Hi, extremely sorry for the delay in replying the post, as I have to reproduce the problem in my side.

Theoretically, It should work, but I also found that the accuracy is still around 50% and not converging. I will keep investigate this problem and keep you posted.

chengjianhong commented 5 years ago

@brjathu Thanks, on which dataset did you reproduce this problem? Does it is cat and dog images ?

brjathu commented 5 years ago

@chengjianhong yes, If you need I can share the code.

chengjianhong commented 5 years ago

@brjathu ok, please share it and send my email. jianhong_cheng@csu.edu.cn

biprateep commented 4 years ago

Hi, @brjathu this is a great work! I have been also facing a similar issue when doing binary classification. The the fit does not seem to converge. I did some digging and found that the gradients vanish for DeepCapsNet while BaseCapsNet performs fine. It also seems that the problem of vanishing gradients is somehow related to the which keras you are using. It works fine if you use the external keras but gradients vanish when using tf.keras. I eventually want to use TF2 and hence want to move to using tf.keras rather than the external Keras. Will be helpful to know your thoughts about this. Thanks!

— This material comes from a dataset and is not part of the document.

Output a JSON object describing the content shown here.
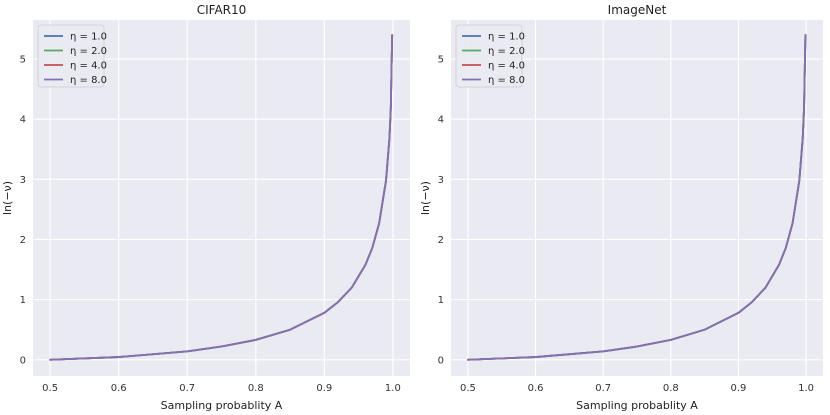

brjathu commented 4 years ago

Hi, @biprateep Thank you! I am not sure what could be wrong with different versions if you can share a TF2 implementation, I can run it and see any issues. Or else, I am working on a PyTorch version, if you are interested I can share it with you!

About the binary classification, maybe adding a tried neither class might help (Capsule paper also use the same idea). I will keep investigating and update here!

amir-ghz commented 2 years ago

Hi, is the PyTorch implementation finished? I would be grateful if you could share with me the PyTorch version.

TolerantChief commented 1 year ago

Hi, @biprateep Thank you! I am not sure what could be wrong with different versions if you can share a TF2 implementation, I can run it and see any issues. Or else, I am working on a PyTorch version, if you are interested I can share it with you!

About the binary classification, maybe adding a tried neither class might help (Capsule paper also use the same idea). I will keep investigating and update here!

Hi, thank you for your work! Do you have that Pytorch implementation finished by any chance? I would appreciate it if you could share it. Thank you.